さっきまでとぼけた顔で甘えていたホットが、突然、人間の言葉を話し始めたのです。
「エモンさん、はじめまして。驚くなと言っても無理だとは思いますが……。見ての通り、わたしは人間の言葉を話すことができます。どうか今から言うことを落ち着いて聞いてください。いいですね?」
「えっ! う、うそだろ……。犬がしゃべった……」
  エモンはベンチから慌てて立ち上がって、ホットから逃げるように遠ざかりました。辺りを行ったりきたりしながら自分の頬をひっぱたいたり、つねったりもしてみました。明らかに動揺を露わにするエモンにホットは容赦なく話を進めます。
「私は、夢の世界にある“クリネ国”というところからあなたをお迎えに参りました」
「お迎えって? なんだよそれ……。いったいどういうことだよ」
「くわしい話は向こうに行ってからお話します。それでは、ひとまずこれを」
 ホットは冷静な面持ちで、いつの間にか手に握られていた、レンズがまんまるのサングラスをエモンに手渡しました。黙って受け取ったサングラスをエモンは丹念に調べましたが、手に持った感触はスーパーボールのような弾力を帯びていている以外はいたって普通のサングラスのようでした。
 サングラスをかける前に、もう一度、目を擦ってホットを見ました。視界には、ちょこっと座ってつぶらな瞳をパチクリとさせている子犬の姿がたしかに映り、どうやら夢ではないようです。
 エモンは最初に一番気になったことを突然思い出したかのようにホットに問いかけました。
「あの……、それより君はどうして、ぼくを迎えにきたの?」
 ホットはすぐさま答えました。
「この星を救うものとして、あなたが選ばれたのです。地球の未来と言ったほうが適切かもしれませんが……」
「地球を救うため? ぼくが選ばれた? いきなり何の話だよ! 何がどうなってそうなったのかをぼくはきいてるんだよ!」
 エモンは興奮して声を張り上げました。
「まぁ、まぁまぁ、落ち着いてください。それは後ほどお話しするとして、ひとまずそのサングラスをかけてみてください」
 少し強い口調で言われたエモンはホットを一瞥してから、恐る恐るサングラスを耳にかけてみました。その瞬間、耳元で鋭い機械音が響き渡り、脳を刺激するように振動が身体全体へと伝わっていきます。脳天からつま先に一気にしびれるような感覚が走り、数秒後、振動と音が止むと同時にエモンの顔のサイズにぴったりとフィットしました。そして、気がつけば目の前に座っていたホットの姿が消えています。
 背後に何かの気配を感じてエモンが勢い良く振り返ると、真後ろに夢の中で見たおちゃらけたピエロがぼーっと突っ立っていました。
 にんまり笑ってピエロは軽くお辞儀をしました。月の光と青白い街灯の光とが、薄暗い公園で不気味に笑うピエロを照らしています。
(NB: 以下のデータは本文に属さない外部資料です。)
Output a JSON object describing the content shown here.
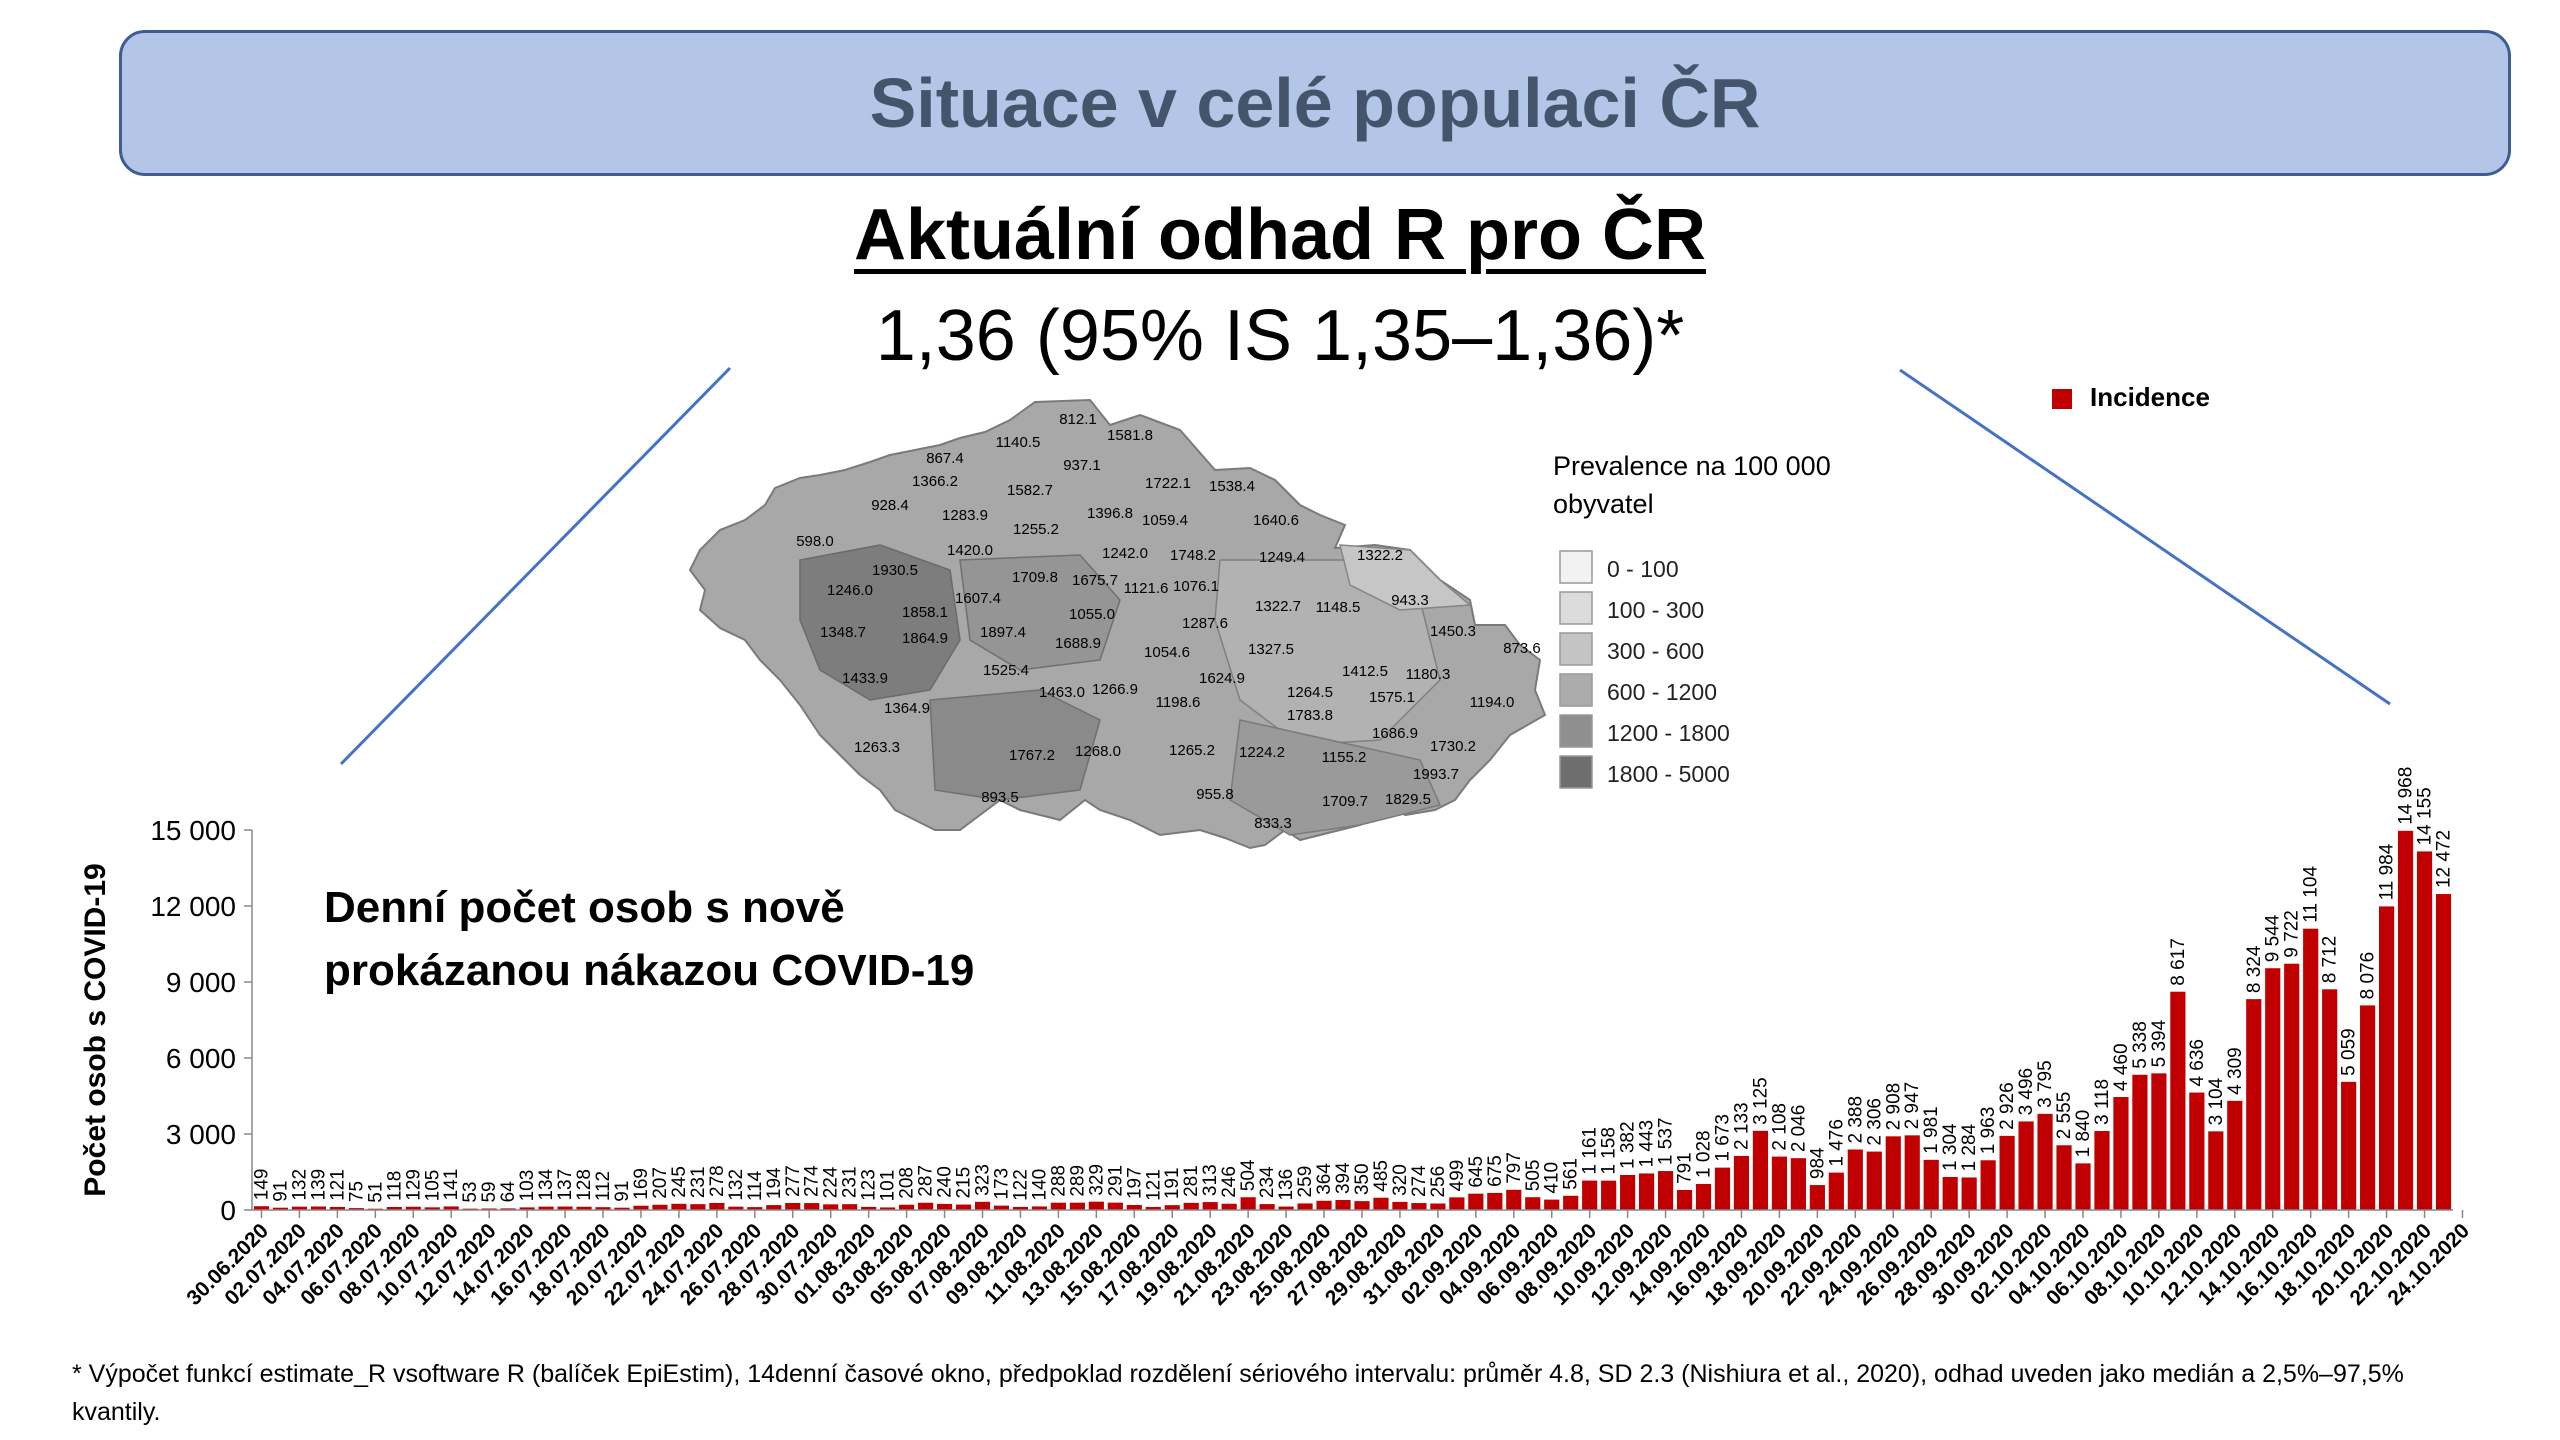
{
  "header": {
    "title": "Situace v celé populaci ČR"
  },
  "estimate": {
    "title": "Aktuální odhad R pro ČR",
    "value": "1,36 (95% IS 1,35–1,36)*"
  },
  "footnote": "* Výpočet funkcí estimate_R vsoftware R (balíček EpiEstim), 14denní časové okno, předpoklad rozdělení sériového intervalu: průměr 4.8, SD 2.3 (Nishiura et al., 2020), odhad uveden jako medián a 2,5%–97,5% kvantily.",
  "map": {
    "legend_title": [
      "Prevalence na 100 000",
      "obyvatel"
    ],
    "legend": [
      {
        "label": "0 - 100",
        "color": "#f2f2f2"
      },
      {
        "label": "100 - 300",
        "color": "#dcdcdc"
      },
      {
        "label": "300 - 600",
        "color": "#c4c4c4"
      },
      {
        "label": "600 - 1200",
        "color": "#acacac"
      },
      {
        "label": "1200 - 1800",
        "color": "#8f8f8f"
      },
      {
        "label": "1800 - 5000",
        "color": "#6e6e6e"
      }
    ],
    "district_values": [
      "812.1",
      "1581.8",
      "1140.5",
      "867.4",
      "937.1",
      "1722.1",
      "1538.4",
      "1366.2",
      "1582.7",
      "928.4",
      "1283.9",
      "1396.8",
      "1059.4",
      "1640.6",
      "1255.2",
      "598.0",
      "1420.0",
      "1242.0",
      "1748.2",
      "1249.4",
      "1322.2",
      "1930.5",
      "1709.8",
      "1675.7",
      "1121.6",
      "1076.1",
      "1246.0",
      "1607.4",
      "1858.1",
      "1055.0",
      "1322.7",
      "1148.5",
      "943.3",
      "1348.7",
      "1864.9",
      "1897.4",
      "1287.6",
      "1450.3",
      "873.6",
      "1688.9",
      "1054.6",
      "1327.5",
      "1433.9",
      "1525.4",
      "1624.9",
      "1412.5",
      "1180.3",
      "1463.0",
      "1266.9",
      "1264.5",
      "1575.1",
      "1194.0",
      "1198.6",
      "1783.8",
      "1364.9",
      "1686.9",
      "1263.3",
      "1767.2",
      "1268.0",
      "1265.2",
      "1224.2",
      "1155.2",
      "1730.2",
      "1993.7",
      "893.5",
      "955.8",
      "1709.7",
      "1829.5",
      "833.3"
    ]
  },
  "chart_data": {
    "type": "bar",
    "title": "Denní počet osob s nově prokázanou nákazou COVID-19",
    "ylabel": "Počet osob s COVID-19",
    "xlabel": "",
    "ylim": [
      0,
      15000
    ],
    "yticks": [
      "0",
      "3 000",
      "6 000",
      "9 000",
      "12 000",
      "15 000"
    ],
    "ytick_values": [
      0,
      3000,
      6000,
      9000,
      12000,
      15000
    ],
    "legend": {
      "label": "Incidence",
      "position": "top-right"
    },
    "color": "#c00000",
    "series": [
      {
        "name": "Incidence",
        "values": [
          149,
          91,
          132,
          139,
          121,
          75,
          51,
          118,
          129,
          105,
          141,
          53,
          59,
          64,
          103,
          134,
          137,
          128,
          112,
          91,
          169,
          207,
          245,
          231,
          278,
          132,
          114,
          194,
          277,
          274,
          224,
          231,
          123,
          101,
          208,
          287,
          240,
          215,
          323,
          173,
          122,
          140,
          288,
          289,
          329,
          291,
          197,
          121,
          191,
          281,
          313,
          246,
          504,
          234,
          136,
          259,
          364,
          394,
          350,
          485,
          320,
          274,
          256,
          499,
          645,
          675,
          797,
          505,
          410,
          561,
          1161,
          1158,
          1382,
          1443,
          1537,
          791,
          1028,
          1673,
          2133,
          3125,
          2108,
          2046,
          984,
          1476,
          2388,
          2306,
          2908,
          2947,
          1981,
          1304,
          1284,
          1963,
          2926,
          3496,
          3795,
          2555,
          1840,
          3118,
          4460,
          5338,
          5394,
          8617,
          4636,
          3104,
          4309,
          8324,
          9544,
          9722,
          11104,
          8712,
          5059,
          8076,
          11984,
          14968,
          14155,
          12472
        ],
        "labels": [
          "149",
          "91",
          "132",
          "139",
          "121",
          "75",
          "51",
          "118",
          "129",
          "105",
          "141",
          "53",
          "59",
          "64",
          "103",
          "134",
          "137",
          "128",
          "112",
          "91",
          "169",
          "207",
          "245",
          "231",
          "278",
          "132",
          "114",
          "194",
          "277",
          "274",
          "224",
          "231",
          "123",
          "101",
          "208",
          "287",
          "240",
          "215",
          "323",
          "173",
          "122",
          "140",
          "288",
          "289",
          "329",
          "291",
          "197",
          "121",
          "191",
          "281",
          "313",
          "246",
          "504",
          "234",
          "136",
          "259",
          "364",
          "394",
          "350",
          "485",
          "320",
          "274",
          "256",
          "499",
          "645",
          "675",
          "797",
          "505",
          "410",
          "561",
          "1 161",
          "1 158",
          "1 382",
          "1 443",
          "1 537",
          "791",
          "1 028",
          "1 673",
          "2 133",
          "3 125",
          "2 108",
          "2 046",
          "984",
          "1 476",
          "2 388",
          "2 306",
          "2 908",
          "2 947",
          "1 981",
          "1 304",
          "1 284",
          "1 963",
          "2 926",
          "3 496",
          "3 795",
          "2 555",
          "1 840",
          "3 118",
          "4 460",
          "5 338",
          "5 394",
          "8 617",
          "4 636",
          "3 104",
          "4 309",
          "8 324",
          "9 544",
          "9 722",
          "11 104",
          "8 712",
          "5 059",
          "8 076",
          "11 984",
          "14 968",
          "14 155",
          "12 472"
        ]
      }
    ],
    "x_tick_labels": [
      "30.06.2020",
      "02.07.2020",
      "04.07.2020",
      "06.07.2020",
      "08.07.2020",
      "10.07.2020",
      "12.07.2020",
      "14.07.2020",
      "16.07.2020",
      "18.07.2020",
      "20.07.2020",
      "22.07.2020",
      "24.07.2020",
      "26.07.2020",
      "28.07.2020",
      "30.07.2020",
      "01.08.2020",
      "03.08.2020",
      "05.08.2020",
      "07.08.2020",
      "09.08.2020",
      "11.08.2020",
      "13.08.2020",
      "15.08.2020",
      "17.08.2020",
      "19.08.2020",
      "21.08.2020",
      "23.08.2020",
      "25.08.2020",
      "27.08.2020",
      "29.08.2020",
      "31.08.2020",
      "02.09.2020",
      "04.09.2020",
      "06.09.2020",
      "08.09.2020",
      "10.09.2020",
      "12.09.2020",
      "14.09.2020",
      "16.09.2020",
      "18.09.2020",
      "20.09.2020",
      "22.09.2020",
      "24.09.2020",
      "26.09.2020",
      "28.09.2020",
      "30.09.2020",
      "02.10.2020",
      "04.10.2020",
      "06.10.2020",
      "08.10.2020",
      "10.10.2020",
      "12.10.2020",
      "14.10.2020",
      "16.10.2020",
      "18.10.2020",
      "20.10.2020",
      "22.10.2020",
      "24.10.2020"
    ]
  }
}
その姿に怯えてエモンは思わず腰を抜かしてしまいました。
 そして、エモンが声を震わせてたずねました。
「お、おい……。どど、どうして君がここにいるんだ?」
「いえ、わたしは先ほどあなたにお名前をつけていただいたホットです。あらためまして、どうも」
 突然の出来事の連続でエモンは一体何が起こったのかますますわからなくなりました。
「おい、どうなってるんだよ……」
「嘘だと思うなら、ためしにサングラスを外してみてください」
 そう言われたエモンは素直にサングラスを取りました。つける時の刺激とは対照的に、いとも簡単に顔からはずれました。そこには、さっきの愛くるしい瞳の子犬の姿があったのです。
「お分かりいただけましたか? そのサングラスをかけると、地球という星の者ではない外の世界の生きものの姿を見ることができるのです。つまり、わたしもこの子犬に化けてここへきたということです」
 エモンは言い返す言葉が見当たらないまま――

――「ゆうじ、風邪ひくからおきなさい。ほら、ゆうじ」
 耳にかすかに声が届いた。そのあと、肌寒い風が首筋をなめて悠二は目が覚めた。すでに部屋は薄暗い。どうやら、本を読んでいる途中で眠ってしまったようだ。夢か現か、意識がおぼつかないまま、タエの声が再び耳に届く。
「わたしも、ここが心地いいもんで寝てしもうてたわ。茶漬け、ばあちゃんのぶんまで作ってくれとったんやね。ありがとね、ゆうじ」
 悠二は頭を掻きながら、にっこり笑って頷いた。